Ogni volta che visitiamo un museo importante ci imbattiamo puntualmente in grandi dipinti che raffigurano tante battaglie della Storia.
In questi giorni, in cui i telegiornali di tutto il mondo riversano nei nostri occhi migliaia di immagini della guerra in Ucraina, viviamo quasi inconsapevoli la tragedia che si sta consumando, tanto siamo ormai assuefatti al continuo apparire sui nostri schermi di scene di violenza e distruzione.
La differenza tra lo spirito epico con cui venivano raffigurati gli scontri di un tempo ed il drammatico realismo dei reportage di oggi l’ha fatta la fotografia.

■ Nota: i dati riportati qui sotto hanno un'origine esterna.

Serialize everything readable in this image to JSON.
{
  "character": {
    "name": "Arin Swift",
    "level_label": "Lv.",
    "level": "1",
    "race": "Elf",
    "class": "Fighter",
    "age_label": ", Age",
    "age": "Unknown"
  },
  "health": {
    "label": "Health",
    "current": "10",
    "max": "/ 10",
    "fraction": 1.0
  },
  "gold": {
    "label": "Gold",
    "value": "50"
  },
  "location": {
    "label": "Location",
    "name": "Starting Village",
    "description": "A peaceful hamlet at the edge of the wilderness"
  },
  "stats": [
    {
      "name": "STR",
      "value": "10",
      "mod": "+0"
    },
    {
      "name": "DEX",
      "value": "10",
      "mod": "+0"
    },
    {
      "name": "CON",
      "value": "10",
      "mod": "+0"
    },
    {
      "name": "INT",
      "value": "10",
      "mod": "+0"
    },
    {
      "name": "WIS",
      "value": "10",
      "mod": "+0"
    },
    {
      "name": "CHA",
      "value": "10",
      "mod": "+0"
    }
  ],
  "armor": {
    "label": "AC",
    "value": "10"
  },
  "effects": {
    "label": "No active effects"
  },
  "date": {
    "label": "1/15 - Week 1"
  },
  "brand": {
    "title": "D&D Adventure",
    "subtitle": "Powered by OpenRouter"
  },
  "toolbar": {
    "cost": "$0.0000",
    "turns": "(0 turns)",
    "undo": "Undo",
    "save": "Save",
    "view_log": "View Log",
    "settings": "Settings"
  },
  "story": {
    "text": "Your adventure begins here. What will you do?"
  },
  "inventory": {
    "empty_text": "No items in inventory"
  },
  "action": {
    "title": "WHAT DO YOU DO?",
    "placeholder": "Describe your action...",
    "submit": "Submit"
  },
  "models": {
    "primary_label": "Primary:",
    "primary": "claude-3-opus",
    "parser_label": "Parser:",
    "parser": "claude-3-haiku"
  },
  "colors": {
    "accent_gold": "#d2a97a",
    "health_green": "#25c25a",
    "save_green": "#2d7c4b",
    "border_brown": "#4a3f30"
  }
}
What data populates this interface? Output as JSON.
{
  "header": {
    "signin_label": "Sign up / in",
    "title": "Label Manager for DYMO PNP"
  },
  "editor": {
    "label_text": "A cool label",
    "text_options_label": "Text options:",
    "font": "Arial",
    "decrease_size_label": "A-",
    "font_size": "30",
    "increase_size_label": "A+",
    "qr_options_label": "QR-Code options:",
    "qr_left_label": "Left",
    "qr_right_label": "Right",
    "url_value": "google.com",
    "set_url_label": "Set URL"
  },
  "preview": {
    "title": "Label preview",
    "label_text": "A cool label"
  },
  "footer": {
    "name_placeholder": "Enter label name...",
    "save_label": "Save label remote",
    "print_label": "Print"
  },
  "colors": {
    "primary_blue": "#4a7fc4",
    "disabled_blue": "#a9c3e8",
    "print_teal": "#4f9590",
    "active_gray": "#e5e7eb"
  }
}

Fotografia che ha avuto una tale presa sul pubblico che, con lo sviluppo tecnologico, ha anche portato prima il cinema, poi la televisione ed infine, ai giorni nostri, lo streaming, dentro le trincee ed in prima linea.
Una differenza ancora più invasiva della nostra sensibilità se si pensa che un tempo le battaglie erano combattute dagli eserciti contrapposti, ma difficilmente coinvolgevano direttamente dei civili. Ciò che succedeva dopo, a seguito del risultato della battaglia, era un altro affare.
Ma con il coinvolgimento diretto delle popolazioni, diventate sempre più ostaggio dei conflitti, la rappresentazione visuale della guerra ha assunto un’importanza sempre più decisiva, anche nel mostrare in maniera inconfutabile i peggiori crimini di guerra.
Cosa sarebbe della narrazione dell’Olocausto senza le foto che i reporter di guerra scattarono all’arrivo nei campi di concentramento appena liberati? o delle tante guerre fomentate, e poi dimenticate, lontano dai nostri sguardi ma altrettanto terribili e devastanti?
Così ho voluto capire come sia nato il reportage di guerra e sono risalito, si potrebbe dire per i ricorsi della Storia, alla guerra di Crimea del 1853.
La stessa Crimea, che ora fa da scenografia alla guerra di questi giorni, fu teatro di un conflitto sanguinosissimo (alla fine si contarono circa 260.000 morti), che vide contrapposti impero russo, da una parte, e la coalizione composta da impero ottomano, Francia, Inghilterra e regno di Sardegna dall’altro.
Per me, torinese di nascita, i nomi di Crimea, Sebastopoli e di Cernaia sono sempre risuonati familiari. Torino ancora chiama con questi nomi dei punti importanti della città, conservando la memoria della partecipazione dell’esercito sabaudo, comandato dal generale Alfonso La Marmora, a quella spedizione così lontana dalle lande piemontesi (soprattutto a quei tempi).
Fu il Times di Londra che volle spedire al fronte il primo, vero reporter di guerra della storia del giornalismo: l’irlandese William Russell, inviato al seguito del corpo militare inglese nei punti nevralgici del conflitto, a partire dalla primavera del 1854.
E IL PRIMO FOTOREPORTER?
A mandare un fotografo ufficiale fu invece la regina Vittoria in persona, che per quella campagna militare voleva un servizio illustrato (il primo del genere) che desse un'immagine eroica dell'impresa britannica: il fotografo era Roger Fenton.
Fenton si spostava lungo il fronte su un ingombrante carro, con le sue attrezzature (lastre di vetro e taniche di prodotti chimici), un letto ed i viveri (per sé ed anche per i cavalli).
Nella primavera del 1855 scattò circa 360 foto, in condizioni estremamente difficili. Lavorava all'alba per evitare il caldo eccessivo stando ben attento a non destare l'attenzione dell'artiglieria russa.
Alla fine del mese di giugno venne colpito dal colera e fu costretto a rientrare in Gran Bretagna: a Londra fu poi allestita una mostra con quasi tutti i suoi scatti.
La guerra non è stata più la stessa, da quella campagna militare, e con la diffusione dei media sempre più cittadini hanno potuto rendersi conto in maniera evidente di quale fosse il vero volto della guerra, ovunque si presentasse.
Il volto della morte e della distruzione.